Gillian Robespierre and Jenny Slate follow up their successful summer '14 outing Obvious Child with this family drama starring Slate as an engaged woman having a quarter-life crisis. Her parents are Edie Falco and John Turturro.
An Inconvenient Sequel: Truth to Power
Al Gore returns a decade after An Inconvenient Truth with even more terrible facts about climate change.
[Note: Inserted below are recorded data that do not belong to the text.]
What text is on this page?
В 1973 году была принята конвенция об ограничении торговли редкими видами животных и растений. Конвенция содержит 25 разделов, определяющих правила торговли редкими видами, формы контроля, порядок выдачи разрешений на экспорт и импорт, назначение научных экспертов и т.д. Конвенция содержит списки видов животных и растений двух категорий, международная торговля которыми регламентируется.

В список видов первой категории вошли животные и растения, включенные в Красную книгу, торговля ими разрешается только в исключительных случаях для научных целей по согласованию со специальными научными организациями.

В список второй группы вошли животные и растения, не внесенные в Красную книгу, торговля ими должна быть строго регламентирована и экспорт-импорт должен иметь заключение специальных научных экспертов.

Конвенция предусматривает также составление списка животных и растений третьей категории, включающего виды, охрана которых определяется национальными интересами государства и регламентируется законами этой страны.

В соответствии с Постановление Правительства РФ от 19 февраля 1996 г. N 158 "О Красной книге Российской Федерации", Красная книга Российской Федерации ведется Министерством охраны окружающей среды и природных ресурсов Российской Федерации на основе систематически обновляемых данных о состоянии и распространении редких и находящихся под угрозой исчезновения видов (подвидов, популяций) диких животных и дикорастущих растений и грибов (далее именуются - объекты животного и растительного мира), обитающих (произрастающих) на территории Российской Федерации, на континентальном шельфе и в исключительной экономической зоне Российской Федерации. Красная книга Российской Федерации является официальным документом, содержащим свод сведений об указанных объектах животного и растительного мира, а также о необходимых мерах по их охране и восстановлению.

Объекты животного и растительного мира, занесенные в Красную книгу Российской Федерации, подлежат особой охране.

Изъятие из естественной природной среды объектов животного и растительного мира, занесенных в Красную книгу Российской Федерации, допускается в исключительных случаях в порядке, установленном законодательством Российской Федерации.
Five years after Zero Dark Thirty, Kathryn Bigelow returns with the story of a citizen uprising in 1967 Detroit, one of those historical pieces with depressing contemporary parallels.
Ingrid Goes West
Aubrey Plaza, who proved she could sardonically carry a movie with 2012's Safety Not Guaranteed, plays an Instagram-obsessed woman who moves to LA to befriend her aspirational figure Elizabeth Olsen in this dark indie comedy.
The Glass Castle
Brie Larson finally follows up Room with something that appears worthy of her (sorry Kong: Skull Island), reuniting with Destin Daniel Cretton, who directed her breakthrough Short Term 12, for a long-awaited adaptation of Jeannette Walls' memoir.
This Ring-like horror film—if you are photographed by this haunted camera, you will die—was shot in Halifax this year and stars Mitch Pileggi (The X-Files), Madelaine Petsch (Riverdale) and Grace Zabriskie (Twin Peaks).